CIS Seminar - From Everyday Applications to Recommendations: Unifying Relevance feedback for Multi-application User Modeling

CIS Seminar

3:00 PM, Monday February 15 2016
235 Weir Hall

From Everyday Applications to Recommendations: Unifying Relevance feedback for Multi-application User Modeling

Abstract: Accurate models of user interest are valuable in personalizing the presentation of the often large quantity of information relevant to a query or other form of information requests. A user often interacts with multiple applications while working on a task. User models can be developed individually at each of the individual applications, but there is no easy way to come up with a more complete user model based on the distributed activity of the user. In this talk, I will introduce a novel unification framework for relevance feedback in adaptive information access; practically these models provide context for user interactions with everyday applications for user interest modeling

Specifically, I will formally define the personalized information delivery and discuss the unique properties of heterogeneous data sources that make this problem challenging. By analyzing the two most important types of relevance feedback types, implicit and explicit, I will introduce the unified framework by collectively using heterogeneous information interactions in multiple everyday applications. To tackle the cold-start problem in personalization, I will show how we can take advantage of the many existing interactions combining various implicit and explicit relevance feedback indicators in a multi-application environment. I will also present a conceptual framework expanding the use of human eye movements as a source of implicit relevance feedback for user interest modeling.
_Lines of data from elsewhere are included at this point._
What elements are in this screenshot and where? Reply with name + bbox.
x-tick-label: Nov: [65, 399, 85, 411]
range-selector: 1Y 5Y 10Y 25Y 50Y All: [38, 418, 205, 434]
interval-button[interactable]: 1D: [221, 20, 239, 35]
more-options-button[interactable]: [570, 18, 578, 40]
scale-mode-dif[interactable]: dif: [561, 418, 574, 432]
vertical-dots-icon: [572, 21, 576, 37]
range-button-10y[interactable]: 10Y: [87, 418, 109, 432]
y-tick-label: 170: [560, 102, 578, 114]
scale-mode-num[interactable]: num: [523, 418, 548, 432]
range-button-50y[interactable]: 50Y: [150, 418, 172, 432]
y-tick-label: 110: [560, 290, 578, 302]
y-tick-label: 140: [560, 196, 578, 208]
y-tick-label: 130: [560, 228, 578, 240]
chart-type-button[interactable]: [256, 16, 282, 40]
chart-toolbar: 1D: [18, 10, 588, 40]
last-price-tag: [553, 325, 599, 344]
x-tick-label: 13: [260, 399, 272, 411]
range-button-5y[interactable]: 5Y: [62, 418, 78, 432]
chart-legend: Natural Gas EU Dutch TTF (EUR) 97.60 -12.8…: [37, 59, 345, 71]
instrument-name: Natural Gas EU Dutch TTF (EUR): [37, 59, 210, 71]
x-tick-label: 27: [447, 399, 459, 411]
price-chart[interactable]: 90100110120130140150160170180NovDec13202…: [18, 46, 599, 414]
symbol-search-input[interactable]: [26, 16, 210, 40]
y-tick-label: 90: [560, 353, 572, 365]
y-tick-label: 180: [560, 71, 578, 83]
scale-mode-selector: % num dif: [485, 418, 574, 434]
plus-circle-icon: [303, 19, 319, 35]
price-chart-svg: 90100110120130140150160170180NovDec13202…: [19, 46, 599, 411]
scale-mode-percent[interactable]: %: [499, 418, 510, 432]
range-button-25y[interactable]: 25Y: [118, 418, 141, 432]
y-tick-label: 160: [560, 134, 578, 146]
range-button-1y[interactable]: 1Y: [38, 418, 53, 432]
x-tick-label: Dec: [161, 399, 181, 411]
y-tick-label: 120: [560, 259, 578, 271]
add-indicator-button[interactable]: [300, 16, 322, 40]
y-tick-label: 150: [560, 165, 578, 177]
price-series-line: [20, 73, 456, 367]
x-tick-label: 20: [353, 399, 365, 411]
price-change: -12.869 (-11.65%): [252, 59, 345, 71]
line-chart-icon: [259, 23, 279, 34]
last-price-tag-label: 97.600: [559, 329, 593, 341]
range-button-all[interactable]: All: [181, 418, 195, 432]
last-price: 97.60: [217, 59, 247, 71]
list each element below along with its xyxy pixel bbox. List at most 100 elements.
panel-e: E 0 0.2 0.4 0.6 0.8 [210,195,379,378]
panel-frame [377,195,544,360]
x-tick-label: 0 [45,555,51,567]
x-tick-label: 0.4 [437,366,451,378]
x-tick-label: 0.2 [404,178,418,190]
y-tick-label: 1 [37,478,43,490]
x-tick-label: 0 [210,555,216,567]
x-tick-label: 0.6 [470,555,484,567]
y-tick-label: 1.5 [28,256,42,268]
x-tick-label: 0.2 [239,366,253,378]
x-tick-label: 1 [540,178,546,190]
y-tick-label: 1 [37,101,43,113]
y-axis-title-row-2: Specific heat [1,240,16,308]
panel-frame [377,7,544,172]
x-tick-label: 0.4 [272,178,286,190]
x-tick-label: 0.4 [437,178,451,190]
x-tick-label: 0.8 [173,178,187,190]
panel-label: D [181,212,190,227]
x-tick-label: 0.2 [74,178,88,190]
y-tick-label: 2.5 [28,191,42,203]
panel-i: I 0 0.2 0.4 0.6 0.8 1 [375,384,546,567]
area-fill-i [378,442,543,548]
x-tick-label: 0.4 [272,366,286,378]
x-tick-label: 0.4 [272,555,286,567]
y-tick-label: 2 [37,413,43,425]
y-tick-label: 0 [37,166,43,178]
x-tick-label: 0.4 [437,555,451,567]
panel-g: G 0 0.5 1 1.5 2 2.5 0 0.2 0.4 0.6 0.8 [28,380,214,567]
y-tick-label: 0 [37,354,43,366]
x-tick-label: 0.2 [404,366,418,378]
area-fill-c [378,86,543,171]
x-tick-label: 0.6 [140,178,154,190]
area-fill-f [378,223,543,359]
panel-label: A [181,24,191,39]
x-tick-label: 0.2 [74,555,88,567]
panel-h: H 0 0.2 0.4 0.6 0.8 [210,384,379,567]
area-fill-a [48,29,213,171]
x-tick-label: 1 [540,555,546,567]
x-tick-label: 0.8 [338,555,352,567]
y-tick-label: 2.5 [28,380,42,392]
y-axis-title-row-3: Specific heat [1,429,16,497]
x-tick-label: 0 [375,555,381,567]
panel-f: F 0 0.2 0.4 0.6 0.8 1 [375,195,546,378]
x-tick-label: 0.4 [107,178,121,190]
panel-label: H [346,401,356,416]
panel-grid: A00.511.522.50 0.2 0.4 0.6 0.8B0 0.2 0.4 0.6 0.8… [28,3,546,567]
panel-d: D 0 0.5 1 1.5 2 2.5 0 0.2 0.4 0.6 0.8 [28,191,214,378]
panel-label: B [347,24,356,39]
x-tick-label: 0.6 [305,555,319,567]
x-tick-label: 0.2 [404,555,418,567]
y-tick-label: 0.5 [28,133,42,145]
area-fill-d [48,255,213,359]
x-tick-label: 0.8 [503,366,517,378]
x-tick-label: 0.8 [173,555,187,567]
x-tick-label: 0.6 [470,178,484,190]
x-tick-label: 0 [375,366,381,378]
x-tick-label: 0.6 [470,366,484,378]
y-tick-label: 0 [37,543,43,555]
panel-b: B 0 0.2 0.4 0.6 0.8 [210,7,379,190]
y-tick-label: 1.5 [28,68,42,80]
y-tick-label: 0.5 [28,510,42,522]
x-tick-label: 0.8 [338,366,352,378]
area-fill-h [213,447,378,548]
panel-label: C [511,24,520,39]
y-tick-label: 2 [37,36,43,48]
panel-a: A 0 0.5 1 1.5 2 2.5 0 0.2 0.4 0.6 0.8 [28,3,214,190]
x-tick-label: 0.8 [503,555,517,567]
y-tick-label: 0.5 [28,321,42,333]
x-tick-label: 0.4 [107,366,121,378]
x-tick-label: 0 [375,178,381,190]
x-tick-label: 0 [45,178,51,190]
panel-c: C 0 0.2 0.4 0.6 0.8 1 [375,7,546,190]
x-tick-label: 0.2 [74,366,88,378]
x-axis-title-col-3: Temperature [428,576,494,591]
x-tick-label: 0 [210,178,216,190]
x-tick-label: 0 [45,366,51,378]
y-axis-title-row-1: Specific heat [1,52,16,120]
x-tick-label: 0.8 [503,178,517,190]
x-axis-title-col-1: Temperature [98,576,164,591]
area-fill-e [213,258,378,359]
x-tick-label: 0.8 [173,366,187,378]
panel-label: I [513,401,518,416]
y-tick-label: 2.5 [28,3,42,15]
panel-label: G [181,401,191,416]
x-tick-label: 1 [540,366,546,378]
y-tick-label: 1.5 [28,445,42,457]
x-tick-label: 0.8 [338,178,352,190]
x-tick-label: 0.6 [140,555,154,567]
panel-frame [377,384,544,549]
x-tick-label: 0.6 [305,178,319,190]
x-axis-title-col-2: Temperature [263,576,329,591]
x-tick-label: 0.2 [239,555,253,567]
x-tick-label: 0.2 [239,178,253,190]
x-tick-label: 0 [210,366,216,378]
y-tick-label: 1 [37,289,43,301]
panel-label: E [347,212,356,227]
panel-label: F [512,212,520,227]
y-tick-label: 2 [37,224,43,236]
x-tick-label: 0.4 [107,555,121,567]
Bio: Sampath Jayarathna is a PhD candidate and a teaching fellow in the Department of Computer Science and Engineering at Texas A&M University. Sampath Obtained an MS in Computer Science at Texas State University, San Marcos, Texas. His current research interests include development of human-computer information retrieval (HCIR) and machine learning techniques for effective and efficient adaptive information access. His previous research experiences include eye tracking, human oculomotor system, and biometrics.